Cement company in the Democratic Republic of the Congo

Ciments du Katanga (CMKT or Cimenkat) is a company in the Democratic Republic of the Congo that makes cement and related products. It was established during the copper boom of the early 1920s to supply the new mining and refining companies, including worker housing and industrial construction.

==Creation==

Katanga is in the heart of the continent and has no navigable water route to the ocean.
The ores from the rich copper mines of the region had to be refined to reduce their bulk, and thus cut transport costs.
Cimenkat was one of a number of construction-related companies founded to support housing for the growing workforce and other types of construction for the mining companies.
The Société Ciments du Katanga was created by royal decree on 16 January 1922 to supply cement to the rapidly growing Union Minière du Haut-Katanga (UMHK) and other companies in southern Katanga and the two Kasais.
The founders included the Société Belge et Minière du Katanga, the Compagnie du Congo pour le commerce et l'industrie, the Banque de Paris et des Pays-Bas, the Belgo-Katanga and others.

==Belgian Congo==

Directors in the early years included Alphonse van Gèle and Louis Valcke.

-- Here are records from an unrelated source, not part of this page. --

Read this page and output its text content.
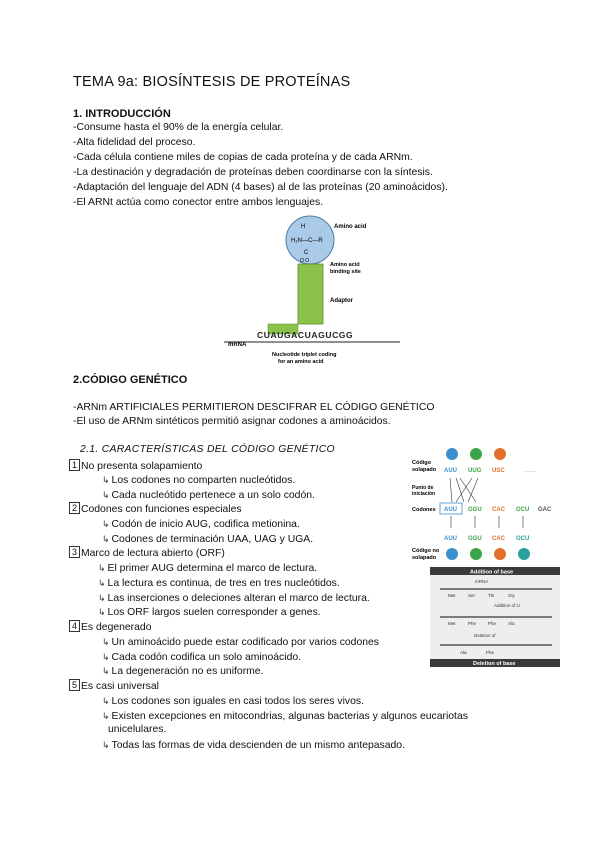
TEMA 9a: BIOSÍNTESIS DE PROTEÍNAS
1. INTRODUCCIÓN
-Consume hasta el 90% de la energía celular.
-Alta fidelidad del proceso.
-Cada célula contiene miles de copias de cada proteína y de cada ARNm.
-La destinación y degradación de proteínas deben coordinarse con la síntesis.
-Adaptación del lenguaje del ADN (4 bases) al de las proteínas (20 aminoácidos).
-El ARNt actúa como conector entre ambos lenguajes.
H
H₂N—C—R
C
O O
Amino acid
Amino acid
binding site
Adaptor
mRNA
CUAUGACUAGUCGG
Nucleotide triplet coding
for an amino acid
2.CÓDIGO GENÉTICO
-ARNm ARTIFICIALES PERMITIERON DESCIFRAR EL CÓDIGO GENÉTICO
-El uso de ARNm sintéticos permitió asignar codones a aminoácidos.
2.1. CARACTERÍSTICAS DEL CÓDIGO GENÉTICO
1 No presenta solapamiento
↳ Los codones no comparten nucleótidos.
↳ Cada nucleótido pertenece a un solo codón.
2 Codones con funciones especiales
↳ Codón de inicio AUG, codifica metionina.
↳ Codones de terminación UAA, UAG y UGA.
3 Marco de lectura abierto (ORF)
↳ El primer AUG determina el marco de lectura.
↳ La lectura es continua, de tres en tres nucleótidos.
↳ Las inserciones o deleciones alteran el marco de lectura.
↳ Los ORF largos suelen corresponder a genes.
4 Es degenerado
↳ Un aminoácido puede estar codificado por varios codones
↳ Cada codón codifica un solo aminoácido.
↳ La degeneración no es uniforme.
5 Es casi universal
↳ Los codones son iguales en casi todos los seres vivos.
↳ Existen excepciones en mitocondrias, algunas bacterias y algunos eucariotas
unicelulares.
↳ Todas las formas de vida descienden de un mismo antepasado.
Código
solapado AUU UUG USC	.........
Punto de
iniciación
Codones AUU GGU CAC GCU GAC
AUU GGU CAC GCU
Código no
solapado
Addition of base
Deletion of base
mRNA
Met	Ser	Thr	Gly
Addition of U
Met	Phe	Phe	Ala
Deletion of
Ala	Phe
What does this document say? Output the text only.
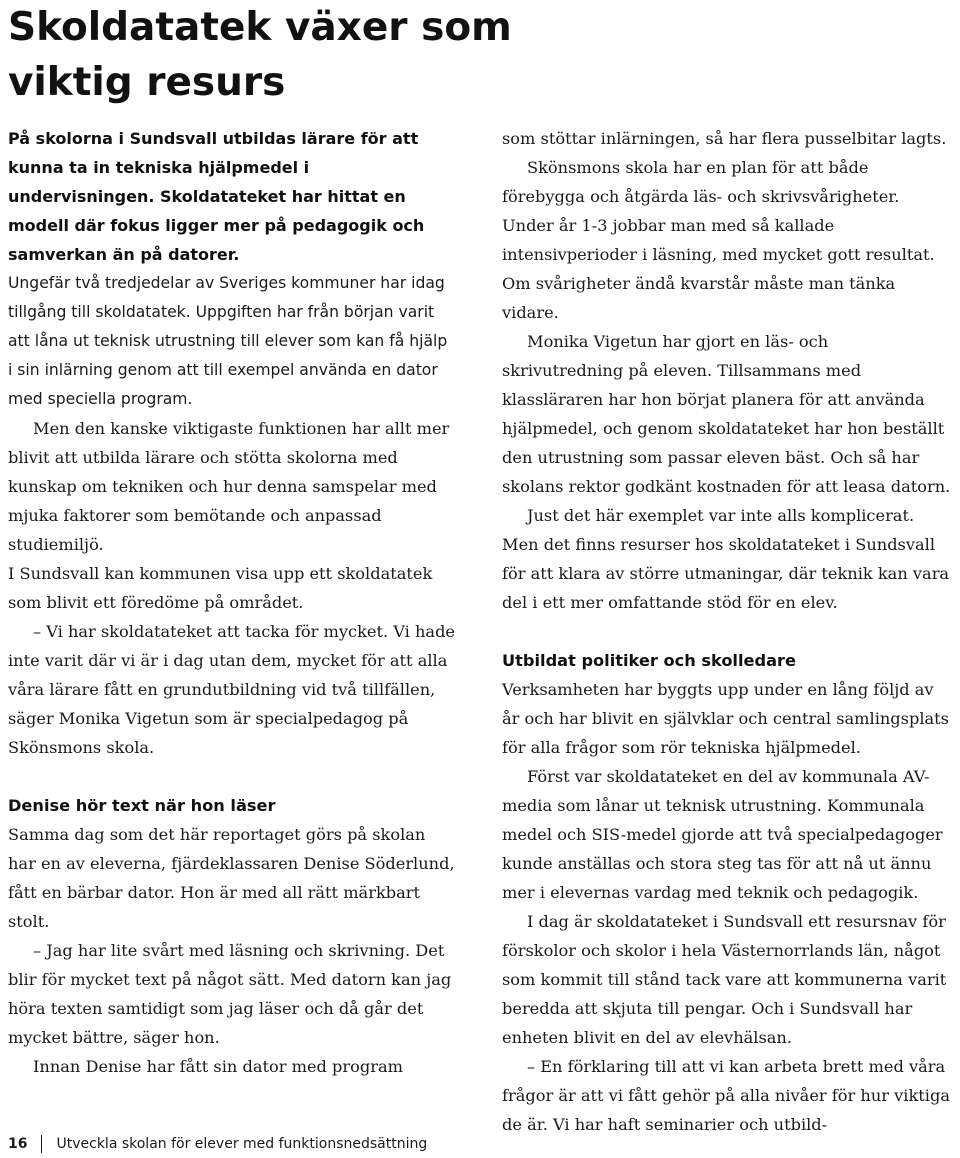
Skoldatatek växer som viktig resurs

På skolorna i Sundsvall utbildas lärare för att kunna ta in tekniska hjälpmedel i undervisningen. Skoldatateket har hittat en modell där fokus ligger mer på pedagogik och samverkan än på datorer.

Ungefär två tredjedelar av Sveriges kommuner har idag tillgång till skoldatatek. Uppgiften har från början varit att låna ut teknisk utrustning till elever som kan få hjälp i sin inlärning genom att till exempel använda en dator med speciella program.

Men den kanske viktigaste funktionen har allt mer blivit att utbilda lärare och stötta skolorna med kunskap om tekniken och hur denna samspelar med mjuka faktorer som bemötande och anpassad studiemiljö.

I Sundsvall kan kommunen visa upp ett skoldatatek som blivit ett föredöme på området.

– Vi har skoldatateket att tacka för mycket. Vi hade inte varit där vi är i dag utan dem, mycket för att alla våra lärare fått en grundutbildning vid två tillfällen, säger Monika Vigetun som är specialpedagog på Skönsmons skola.

Denise hör text när hon läser

Samma dag som det här reportaget görs på skolan har en av eleverna, fjärdeklassaren Denise Söderlund, fått en bärbar dator. Hon är med all rätt märkbart stolt.

– Jag har lite svårt med läsning och skrivning. Det blir för mycket text på något sätt. Med datorn kan jag höra texten samtidigt som jag läser och då går det mycket bättre, säger hon.

Innan Denise har fått sin dator med program

som stöttar inlärningen, så har flera pusselbitar lagts.

Skönsmons skola har en plan för att både förebygga och åtgärda läs- och skrivsvårigheter. Under år 1-3 jobbar man med så kallade intensivperioder i läsning, med mycket gott resultat. Om svårigheter ändå kvarstår måste man tänka vidare.

Monika Vigetun har gjort en läs- och skrivutredning på eleven. Tillsammans med klassläraren har hon börjat planera för att använda hjälpmedel, och genom skoldatateket har hon beställt den utrustning som passar eleven bäst. Och så har skolans rektor godkänt kostnaden för att leasa datorn.

Just det här exemplet var inte alls komplicerat. Men det finns resurser hos skoldatateket i Sundsvall för att klara av större utmaningar, där teknik kan vara del i ett mer omfattande stöd för en elev.

Utbildat politiker och skolledare

Verksamheten har byggts upp under en lång följd av år och har blivit en självklar och central samlingsplats för alla frågor som rör tekniska hjälpmedel.

Först var skoldatateket en del av kommunala AV-media som lånar ut teknisk utrustning. Kommunala medel och SIS-medel gjorde att två specialpedagoger kunde anställas och stora steg tas för att nå ut ännu mer i elevernas vardag med teknik och pedagogik.

I dag är skoldatateket i Sundsvall ett resursnav för förskolor och skolor i hela Västernorrlands län, något som kommit till stånd tack vare att kommunerna varit beredda att skjuta till pengar. Och i Sundsvall har enheten blivit en del av elevhälsan.

– En förklaring till att vi kan arbeta brett med våra frågor är att vi fått gehör på alla nivåer för hur viktiga de är. Vi har haft seminarier och utbild-

16 Utveckla skolan för elever med funktionsnedsättning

The cement factory in Lubudi, Katanga was commissioned at the start of 1924.
By the end of 1958 its production capacity was 200,000 tonnes, including 180,000 tonnes of cement and 20,000 tonnes of clinker, which were sold to Ciments Métallurgiques de Jadotville.
The plant at first supplied UMHK. and other Katangan companies, but its market also extended to neighboring countries.
A fibrocement factory was established in 1929 to manufacture materials such as granites, artificial stones, tiles, pipes and corrugated roofing sheets.
A second cement plant was founded in Likasi in 1953.
Its cement was particularly suitable for foundation work, since it was resistant to groundwater loaded with sulphate.

==Democratic Republic of the Congo==

Under the law of 17 June 1960 the company came under Belgian law.
On 13 February 1962 Ciments du Katanga transferred its property and facilities at Lubudi, and all its industrial and commercial activities, to a new company incorporated under Congolese law, Ciments et materiaux de construction du Katanga (CIMENKAT).
The company was nationalized on 31 December 1974, and became completely state-owned.
On 17 September 1976 it was restored to its former shareholders.
As of 1995 these were GECAMINES (49.8%), EGINTER (47.4%), S.A. des Cimenteries CBR (2.1%) and ETEROUTREMER (0.7%).